Sono convinto che la «svolta di Salerno» dell’aprile del 1944 sia da annoverare tra gli avvenimenti politici italiani del secolo scorso e credo, quindi, che esso meriti alcuni chiarimenti che mi permetto di chiederle. Come mai il viaggio di Togliatti da Mosca a Salerno durò più di 40 giorni? Vi furono interrogatori, colloqui, indottrinamenti da parte degli angloamericani che si aggiunsero a quanto imposto da Stalin a Mosca e finalizzato a determinare la suddetta svolta? Inoltre, come avvenne la comunicazione dei nuovi orientamenti politici ai dirigenti comunisti del Nord Italia, vi furono opposizioni e da parte di chi e in quale sede?
Franco Di Martino

Caro Di Martino,
I viaggio di Togliatti da Mosca a Salerno durò effettivamente cinque settimane. Ma le ragioni della lunghezza furono semplicemente la guerra e la geografia. Togliatti partì da Mosca il 18 febbraio per Baku, in Azerbaigian, proseguì per Teheran, raggiunse il Cairo, approdò ad Algeri, dove dette una intervista a un giornale comunista, e salpò per Napoli a bordo della nave Ascania. Giunse in vista del Vesuvio il 27 marzo, nel giorno stesso in cui una enorme massa di fumo e una pioggia di cenere sottile, provocate da una eruzione del vulcano, oscuravano la vista della città. Scrisse più tardi che «il volto della patria, di nuovo raggiunta dopo diciotto anni di esilio, aveva qualcosa di apocalittico ». possibile che durante il viaggio abbia avuto incontri politici, soprattutto ad Algeri, dove era installata la Commissione alleata di controllo. Ma buona parte del suo tempo fu impiegata ad attendere pazientemente la partenza di un mezzo di trasporto, nave o aereo, per la tappa successiva.

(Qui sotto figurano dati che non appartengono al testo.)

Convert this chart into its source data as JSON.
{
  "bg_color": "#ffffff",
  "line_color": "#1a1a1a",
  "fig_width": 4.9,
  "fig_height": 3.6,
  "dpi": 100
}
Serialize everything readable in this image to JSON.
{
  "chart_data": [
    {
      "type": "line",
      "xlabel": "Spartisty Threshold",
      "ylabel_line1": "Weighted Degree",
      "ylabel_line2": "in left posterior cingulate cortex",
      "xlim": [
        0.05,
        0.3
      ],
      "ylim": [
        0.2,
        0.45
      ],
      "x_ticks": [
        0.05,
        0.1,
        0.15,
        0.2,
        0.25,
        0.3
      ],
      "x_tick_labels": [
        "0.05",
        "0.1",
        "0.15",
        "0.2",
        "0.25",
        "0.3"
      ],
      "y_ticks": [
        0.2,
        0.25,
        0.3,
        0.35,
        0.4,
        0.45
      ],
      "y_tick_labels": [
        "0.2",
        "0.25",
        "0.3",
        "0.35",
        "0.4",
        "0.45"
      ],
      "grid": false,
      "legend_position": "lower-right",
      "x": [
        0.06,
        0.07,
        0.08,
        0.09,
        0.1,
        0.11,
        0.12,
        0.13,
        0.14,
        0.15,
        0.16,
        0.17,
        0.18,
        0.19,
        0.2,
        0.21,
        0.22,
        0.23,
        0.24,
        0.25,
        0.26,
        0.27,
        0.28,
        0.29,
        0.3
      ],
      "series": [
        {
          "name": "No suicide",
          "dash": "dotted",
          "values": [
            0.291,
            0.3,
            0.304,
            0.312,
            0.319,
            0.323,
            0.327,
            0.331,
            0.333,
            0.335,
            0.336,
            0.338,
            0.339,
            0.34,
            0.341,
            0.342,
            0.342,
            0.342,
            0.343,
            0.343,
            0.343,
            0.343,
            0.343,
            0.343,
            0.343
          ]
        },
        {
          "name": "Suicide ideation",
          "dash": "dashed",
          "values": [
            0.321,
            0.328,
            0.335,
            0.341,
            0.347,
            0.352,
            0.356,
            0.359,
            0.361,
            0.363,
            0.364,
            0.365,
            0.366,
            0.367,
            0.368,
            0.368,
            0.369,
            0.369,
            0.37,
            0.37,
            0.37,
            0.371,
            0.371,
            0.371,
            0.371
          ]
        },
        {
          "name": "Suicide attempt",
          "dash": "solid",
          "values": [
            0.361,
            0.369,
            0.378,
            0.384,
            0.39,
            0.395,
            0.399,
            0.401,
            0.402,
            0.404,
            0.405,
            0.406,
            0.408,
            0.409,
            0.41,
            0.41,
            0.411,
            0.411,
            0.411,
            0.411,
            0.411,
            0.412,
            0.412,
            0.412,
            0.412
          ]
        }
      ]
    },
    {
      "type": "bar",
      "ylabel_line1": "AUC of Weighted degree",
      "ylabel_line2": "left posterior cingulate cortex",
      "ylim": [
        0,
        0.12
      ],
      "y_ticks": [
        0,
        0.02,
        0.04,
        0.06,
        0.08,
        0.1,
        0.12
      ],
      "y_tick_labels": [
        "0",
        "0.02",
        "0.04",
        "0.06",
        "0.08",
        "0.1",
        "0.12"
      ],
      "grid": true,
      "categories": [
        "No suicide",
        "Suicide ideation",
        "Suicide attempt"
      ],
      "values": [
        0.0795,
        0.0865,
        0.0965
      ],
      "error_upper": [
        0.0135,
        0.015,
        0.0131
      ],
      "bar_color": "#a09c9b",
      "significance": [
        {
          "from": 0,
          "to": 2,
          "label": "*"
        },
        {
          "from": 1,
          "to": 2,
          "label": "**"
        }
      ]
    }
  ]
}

Sulle ragioni della «svolta di Salerno» (la partecipazione dei comunisti al governo Badoglio) è stato scritto molto ed esistono oggi gli importanti documenti rinvenuti da Elena Aga Rossi e Viktor Zaslavsky («Togliatti e Stalin. Il Pci e la politica estera staliniana negli archivi di Mosca », edito dal Mulino). Sappiamo che Togliatti inviò a Badoglio due messaggi, fra il novembre e il dicembre 1943, per chiedergli di essere autorizzato a rientrare in Italia. Sappiamo che nelle settimane seguenti vi furono alcuni incontri fra il segretario generale del ministero degli Esteri italiano Renato Prunas e il rappresentante sovietico nella Commissione di controllo Andrej Vyshinskij. Sappiamo che questi incontri permisero la ripresa delle relazioni tra l’Italia e l’Urss e che la notizia dell’accordo fu data il 14 marzo, mentre Togliatti era al Cairo. E sappiamo infine che l’intesa raggiunta da Prunas e Vyshinskij non piacque agli Alleati e irritò in particolare il governo britannico.
Il ritorno di Togliatti, l’accordo italo-sovietico e l’irritazione della Gran Bretagna sono pezzi di uno stesso puzzle. Come ha ricordato Paolo Spriano («Togliatti segretario dell’Internazionale», Mondadori 1988), Churchill non si fidava degli antifascisti, voleva che l’Italia avesse un governo monarchico e intendeva tenere l’Urss fuori della penisola. Per rompere il loro isolamento, i sovietici si accordarono con Badoglio sulla ripresa delle relazioni e sostennero, con argomenti a cui gli americani erano sensibili, che le forze antifasciste erano indispensabili alla lotta contro la Germania e al futuro democratico del Paese. Sapevano di non poter fare in Italia ciò che avrebbero fatto di lì a poco in Romania, Bulgaria, Ungheria, Cecoslovacchia, Polonia. E puntarono su un obiettivo che avrebbe avuto almeno l’effetto di allargare la loro influenza sul Paese. Togliatti aveva il compito di spiegare ai comunisti intransigenti, come Velio Spano, e agli altri partiti antifascisti, che era dannoso in quel momento insistere sull’abdicazione del re e l’avvento della repubblica. Quei problemi potevano attendere la fine della guerra e, nel frattempo, era meglio stare al governo che starne fuori.